Marcus Moves Up
With his promotion to chief operating officer Tuesday, Time Warner Cable chief financial officer Rob Marcus has won what some analysts had seen as a battle to gain the top spot at the MSO after current chairman Glenn Britt retires.
Marcus, a Time Warner Inc. and Time Warner Cable veteran, replaces former COO Landel Hobbs, effective immediately. It could not be determined what Hobbs will do after leaving the company.
Marcus has been more in the spotlight as of late: his announcement that TWC would report negative PSU growth in the third quarter at an industry conference in November sent the stock into a brief tailspin but won Marcus points with the investment community as a straight shooter.
Analysts seemed pleased with the selection.
BTIG Research's Richard Greenfield said that he has always seen Marcus as next in line for the top spot at the cable giant.
"He has a great rapport with investors and has a background in strategy," Greenfield wrote in an e-mail message.
Others stressed Marcus' financial acumen, integrity and focus on shareholder returns.

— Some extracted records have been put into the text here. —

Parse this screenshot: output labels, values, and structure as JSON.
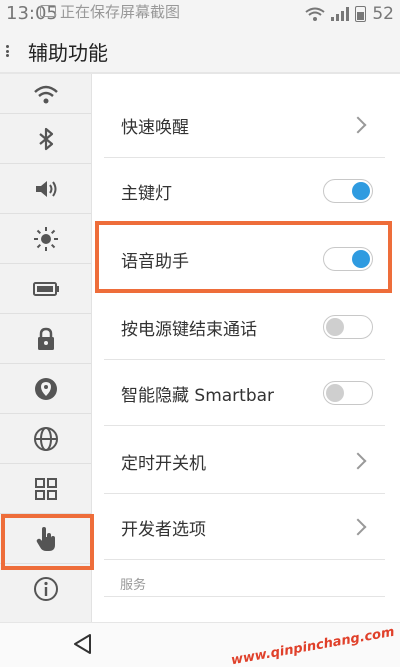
{
  "status_bar": {
    "time": "13:05",
    "notification": "正在保存屏幕截图",
    "battery_level": "52"
  },
  "title_bar": {
    "title": "辅助功能"
  },
  "sidebar": {
    "icons": [
      "wifi-icon",
      "bluetooth-icon",
      "volume-icon",
      "brightness-icon",
      "battery-icon",
      "lock-icon",
      "location-icon",
      "globe-icon",
      "grid-icon",
      "hand-pointer-icon",
      "info-icon"
    ],
    "active_index": 9
  },
  "settings": {
    "items": [
      {
        "label": "快速唤醒",
        "control": "chevron"
      },
      {
        "label": "主键灯",
        "control": "toggle",
        "on": true
      },
      {
        "label": "语音助手",
        "control": "toggle",
        "on": true
      },
      {
        "label": "按电源键结束通话",
        "control": "toggle",
        "on": false
      },
      {
        "label": "智能隐藏 Smartbar",
        "control": "toggle",
        "on": false
      },
      {
        "label": "定时开关机",
        "control": "chevron"
      },
      {
        "label": "开发者选项",
        "control": "chevron"
      }
    ],
    "section_header": "服务"
  },
  "nav_bar": {
    "watermark": "www.qinpinchang.com"
  },
  "colors": {
    "accent": "#2f9be0",
    "highlight": "#ee6d3a"
  }
}
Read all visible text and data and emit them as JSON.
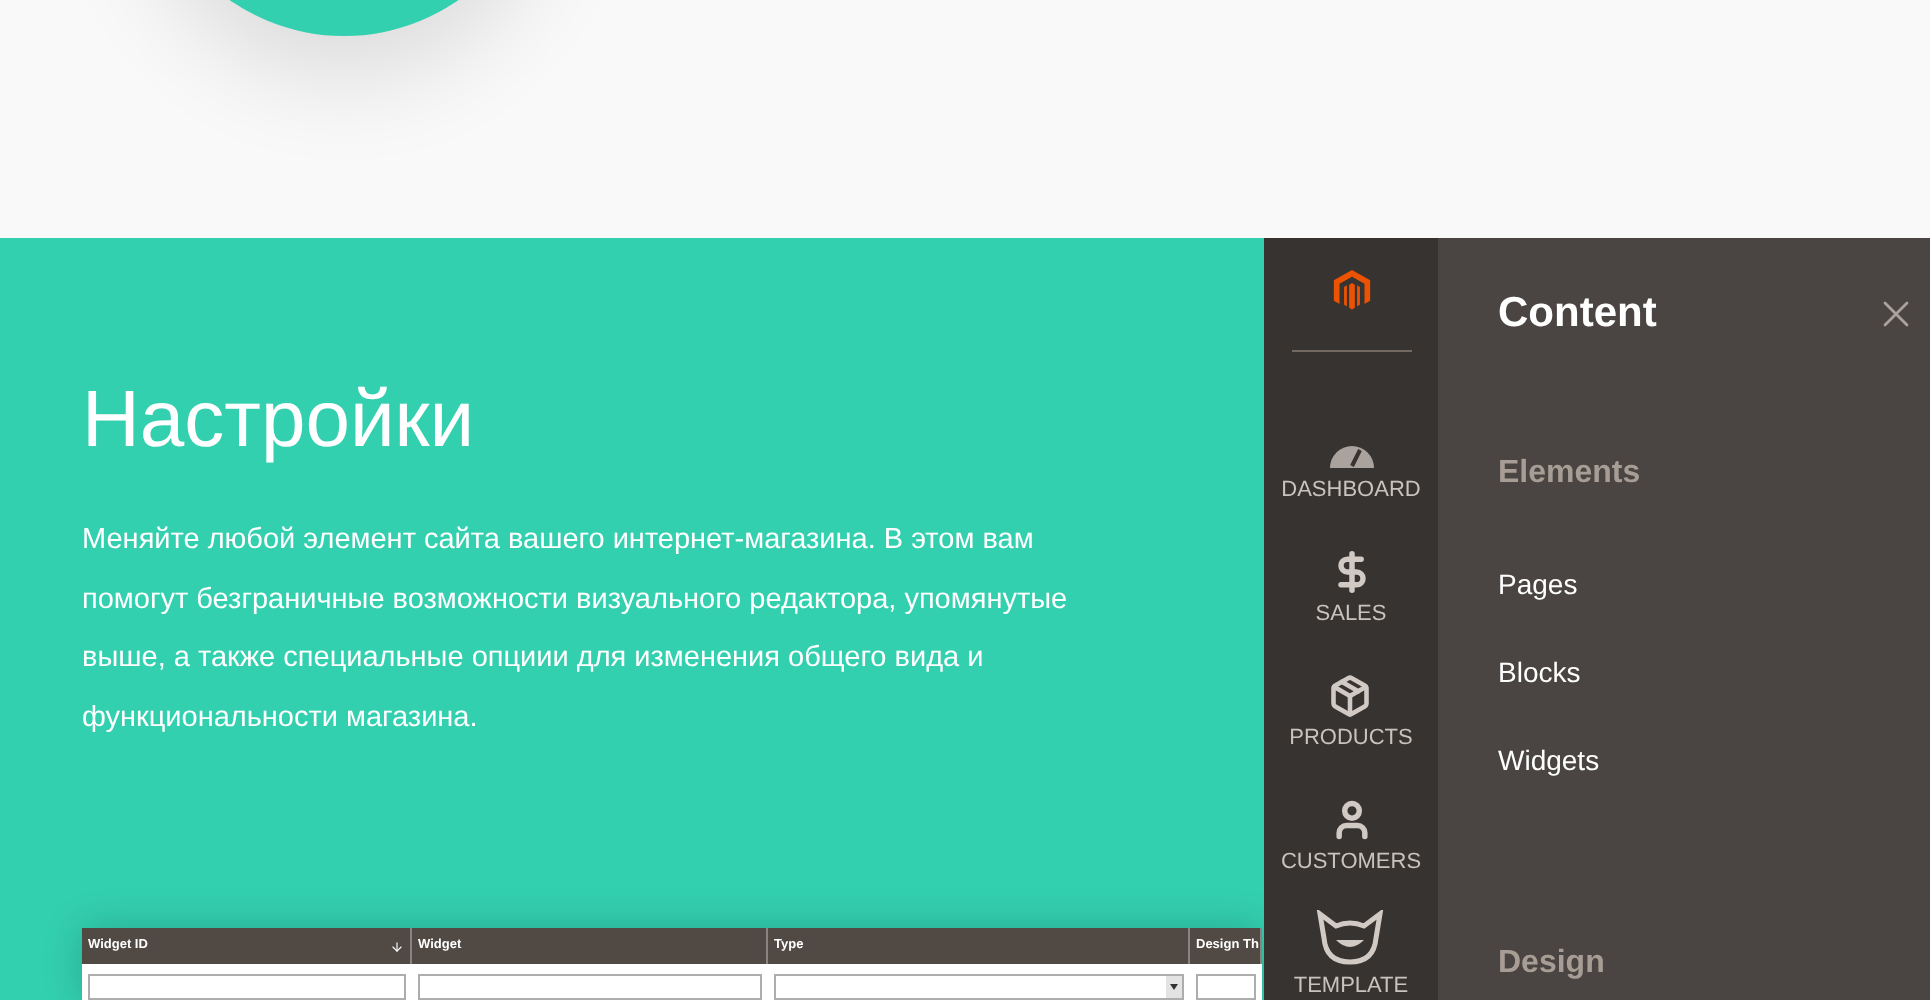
{
  "feature": {
    "title": "Настройки",
    "description": "Меняйте любой элемент сайта вашего интернет-магазина. В этом вам помогут безграничные возможности визуального редактора, упомянутые выше, а также специальные опциии для изменения общего вида и функциональности магазина."
  },
  "admin_sidebar": {
    "items": [
      {
        "kind": "dashboard",
        "label": "DASHBOARD"
      },
      {
        "kind": "sales",
        "label": "SALES"
      },
      {
        "kind": "products",
        "label": "PRODUCTS"
      },
      {
        "kind": "customers",
        "label": "CUSTOMERS"
      },
      {
        "kind": "template",
        "label": "TEMPLATE"
      }
    ]
  },
  "content_menu": {
    "title": "Content",
    "groups": [
      {
        "title": "Elements",
        "items": [
          "Pages",
          "Blocks",
          "Widgets"
        ]
      },
      {
        "title": "Design"
      }
    ]
  },
  "widgets_table": {
    "columns": [
      {
        "label": "Widget ID",
        "sorted": true,
        "kind": "text"
      },
      {
        "label": "Widget",
        "sorted": false,
        "kind": "text"
      },
      {
        "label": "Type",
        "sorted": false,
        "kind": "select"
      },
      {
        "label": "Design Th",
        "sorted": false,
        "kind": "text"
      }
    ]
  }
}
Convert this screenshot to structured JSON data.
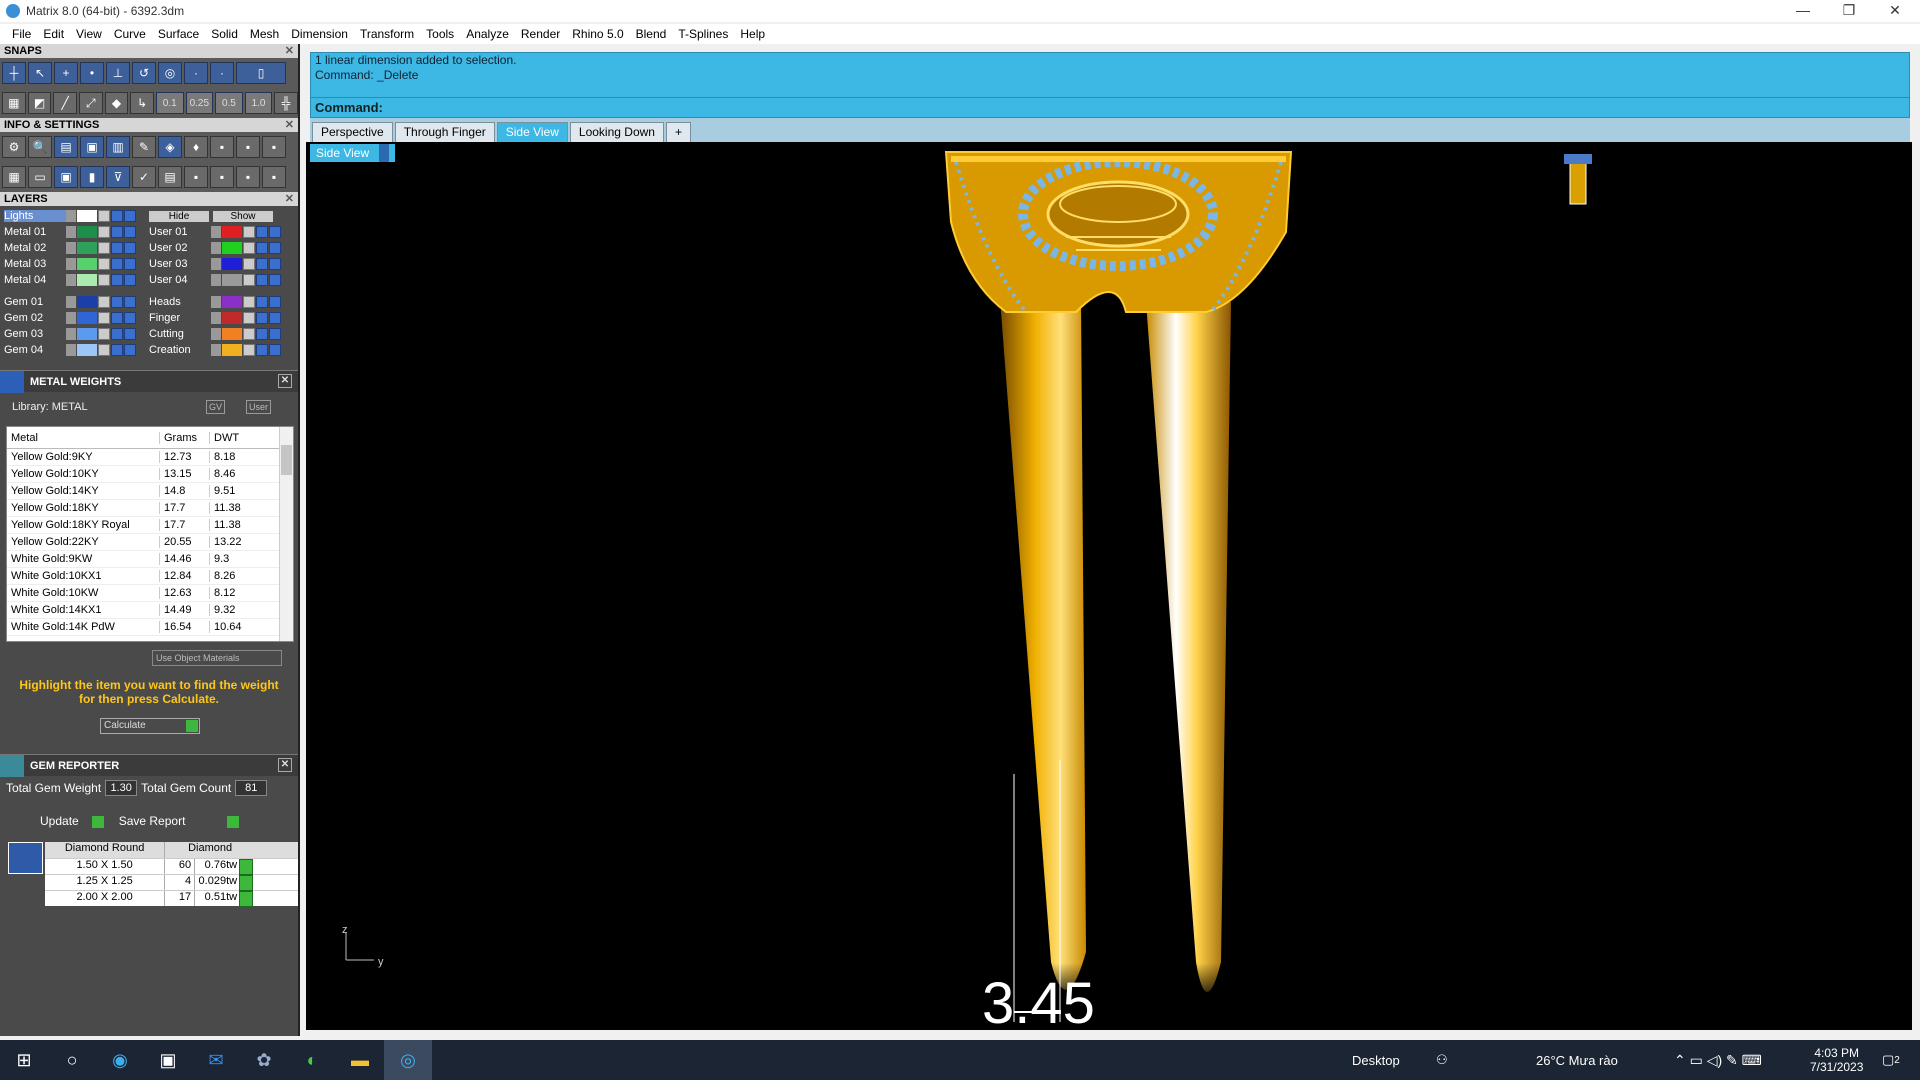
{
  "window": {
    "title": "Matrix 8.0 (64-bit) - 6392.3dm",
    "minimize": "—",
    "maximize": "❐",
    "close": "✕"
  },
  "menu": [
    "File",
    "Edit",
    "View",
    "Curve",
    "Surface",
    "Solid",
    "Mesh",
    "Dimension",
    "Transform",
    "Tools",
    "Analyze",
    "Render",
    "Rhino 5.0",
    "Blend",
    "T-Splines",
    "Help"
  ],
  "snaps": {
    "title": "SNAPS",
    "values": [
      "0.1",
      "0.25",
      "0.5",
      "1.0"
    ]
  },
  "info_settings": {
    "title": "INFO & SETTINGS"
  },
  "layers": {
    "title": "LAYERS",
    "lights": "Lights",
    "hide": "Hide",
    "show": "Show",
    "left": [
      {
        "name": "Metal 01",
        "color": "#1e8f4a"
      },
      {
        "name": "Metal 02",
        "color": "#2ea05a"
      },
      {
        "name": "Metal 03",
        "color": "#55d06a"
      },
      {
        "name": "Metal 04",
        "color": "#a8ecb0"
      },
      {
        "name": "Gem 01",
        "color": "#1a3fa8"
      },
      {
        "name": "Gem 02",
        "color": "#2e66d8"
      },
      {
        "name": "Gem 03",
        "color": "#5c9af0"
      },
      {
        "name": "Gem 04",
        "color": "#9cc6f8"
      }
    ],
    "right": [
      {
        "name": "User 01",
        "color": "#e02020"
      },
      {
        "name": "User 02",
        "color": "#20d020"
      },
      {
        "name": "User 03",
        "color": "#1e1ed8"
      },
      {
        "name": "User 04",
        "color": "#9a9a9a"
      },
      {
        "name": "Heads",
        "color": "#8a2fc8"
      },
      {
        "name": "Finger",
        "color": "#c02a2a"
      },
      {
        "name": "Cutting",
        "color": "#f08020"
      },
      {
        "name": "Creation",
        "color": "#f0b020"
      }
    ]
  },
  "metal_weights": {
    "title": "METAL WEIGHTS",
    "library": "Library: METAL",
    "gv": "GV",
    "user": "User",
    "columns": [
      "Metal",
      "Grams",
      "DWT"
    ],
    "rows": [
      [
        "Yellow Gold:9KY",
        "12.73",
        "8.18"
      ],
      [
        "Yellow Gold:10KY",
        "13.15",
        "8.46"
      ],
      [
        "Yellow Gold:14KY",
        "14.8",
        "9.51"
      ],
      [
        "Yellow Gold:18KY",
        "17.7",
        "11.38"
      ],
      [
        "Yellow Gold:18KY Royal",
        "17.7",
        "11.38"
      ],
      [
        "Yellow Gold:22KY",
        "20.55",
        "13.22"
      ],
      [
        "White Gold:9KW",
        "14.46",
        "9.3"
      ],
      [
        "White Gold:10KX1",
        "12.84",
        "8.26"
      ],
      [
        "White Gold:10KW",
        "12.63",
        "8.12"
      ],
      [
        "White Gold:14KX1",
        "14.49",
        "9.32"
      ],
      [
        "White Gold:14K PdW",
        "16.54",
        "10.64"
      ]
    ],
    "use_object_materials": "Use Object Materials",
    "hint": "Highlight the item you want to find the weight for then press Calculate.",
    "calculate": "Calculate"
  },
  "gem_reporter": {
    "title": "GEM REPORTER",
    "total_weight_label": "Total Gem Weight",
    "total_weight": "1.30",
    "total_count_label": "Total Gem Count",
    "total_count": "81",
    "update": "Update",
    "save_report": "Save Report",
    "columns": [
      "Diamond Round",
      "Diamond"
    ],
    "rows": [
      [
        "1.50 X 1.50",
        "60",
        "0.76tw"
      ],
      [
        "1.25 X 1.25",
        "4",
        "0.029tw"
      ],
      [
        "2.00 X 2.00",
        "17",
        "0.51tw"
      ]
    ]
  },
  "command": {
    "line1": "1 linear dimension added to selection.",
    "line2": "Command: _Delete",
    "prompt": "Command:"
  },
  "tabs": [
    "Perspective",
    "Through Finger",
    "Side View",
    "Looking Down",
    "+"
  ],
  "active_tab": "Side View",
  "viewport": {
    "label": "Side View",
    "dimension": "3.45",
    "axis_z": "z",
    "axis_y": "y"
  },
  "taskbar": {
    "desktop": "Desktop",
    "weather": "26°C  Mưa rào",
    "time": "4:03 PM",
    "date": "7/31/2023",
    "notifications": "2"
  }
}
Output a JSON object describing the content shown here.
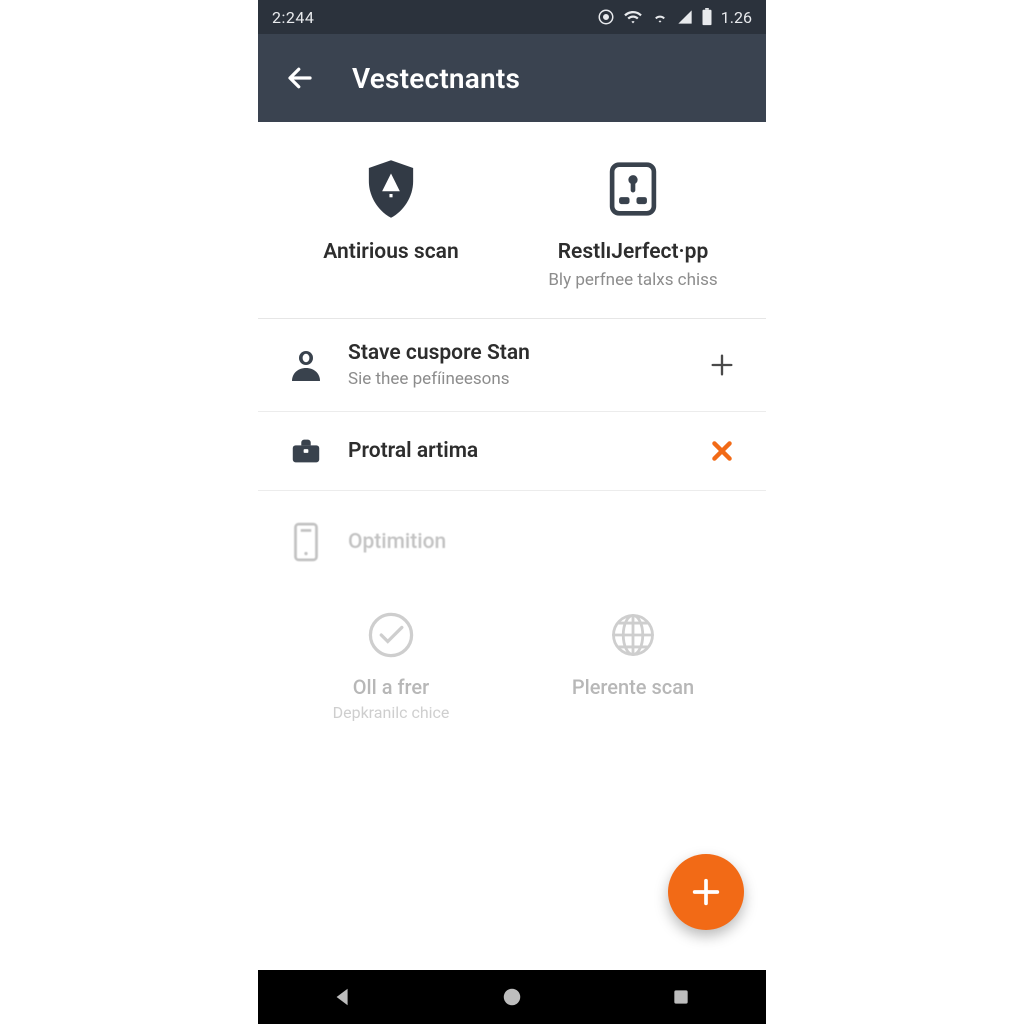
{
  "colors": {
    "accent": "#f26a16",
    "appbar": "#3a4350",
    "statusbar": "#2b323c",
    "textDark": "#2d2d2d",
    "textMuted": "#8c8c8c"
  },
  "statusbar": {
    "time": "2:244",
    "battery_label": "1.26"
  },
  "appbar": {
    "title": "Vestectnants",
    "back_icon": "arrow-left-icon"
  },
  "tiles": [
    {
      "icon": "shield-alert-icon",
      "label": "Antirious scan",
      "sub": ""
    },
    {
      "icon": "device-locate-icon",
      "label": "RestlıJerfect·pp",
      "sub": "Bly perfnee talxs chiss"
    }
  ],
  "rows": [
    {
      "icon": "person-icon",
      "title": "Stave cuspore Stan",
      "sub": "Sie thee pefíineesons",
      "action": "plus-icon",
      "action_color": "#4a4a4a"
    },
    {
      "icon": "briefcase-icon",
      "title": "Protral artima",
      "sub": "",
      "action": "close-icon",
      "action_color": "#f26a16"
    },
    {
      "icon": "device-icon",
      "title": "Optimition",
      "sub": "",
      "action": "",
      "muted": true
    }
  ],
  "tiles2": [
    {
      "icon": "check-circle-icon",
      "label": "Oll a frer",
      "sub": "Depkranilc chice"
    },
    {
      "icon": "globe-icon",
      "label": "Plerente scan",
      "sub": ""
    }
  ],
  "fab": {
    "icon": "plus-icon"
  },
  "navbar": {
    "back": "nav-back-icon",
    "home": "nav-home-icon",
    "recent": "nav-recent-icon"
  }
}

Investors also appeared pleased. Time Warner Cable stock was up 31 cents each (0.5%) to $64.94 per share on Tuesday.
While it is ultimately up to the board of directors as to who will replace Britt when the time comes, having a background in finance has been a key advantage in ascending to the top spot. Britt had served as CFO of Time Inc. and held numerous finance jobs at former Time Warner Cable parent Time Warner Inc. before joining the cable company as president in 1999.
By 2001, Britt was named CEO of the cable unit, became CEO after the company split from Time Warner Inc. in 2006 and was named chairman and CEO in 2009.
Marcus wouldn't talk about succession plans, but said that strategies that Hobbs had helped put in place will remain, particularly the cable company's segmentation strategy which Hobbs had championed.
In an interview, Marcus said that strategic decisions were made on a collaborative basis between himself, Hobbs and Britt.
"We really operated as a combined management team over the last several years," Marcus said. "While we each had our level of expertise that we brought to the table, our strategy was set collectively. I'm very much on board with the current course. While every executive puts their own imprint on the direction of a company, I'm very confident with the path we've set for ourselves."
Marcus added that he will be involved in the selection process for a new CFO and that the search will be both inside and outside the company. He added that some of the non-CFO segments that had previously reported to him, such as programming will report to Britt.
"For the most part I am taking over the responsibilities that Landel previously held plus a couple of others," Marcus said. "What I would say is that the way we operated before this change will continue. While we will have formal reporting lines because not everyone can report to one person just logistically, my expectation is that we will continue to operate every bit as a team."
According to some people familiar with Hobbs, his decision to leave was largely personal. The 48-year-old executive has been commuting from Atlanta where his family resides and Time Warner Cable headquarters in New York. According to some people familiar with the situation, the time away from his family finally took its toll.
Hobbs' employment contract was also set to expire in January.
Marcus, 45, resides with his wife Wendy and four children in Short Hills, N.J., a brief commute to New York. He joined Time Warner Cable in 2005 as senior executive vice president and became CFO in 2008. Prior to that he was Time Warner Inc.'s lead dealmaker, creating the Time Warner Entertainment partnership in the 1990s and helping to engineer its joint purchase of Adelphia Communications with Comcast in 2006.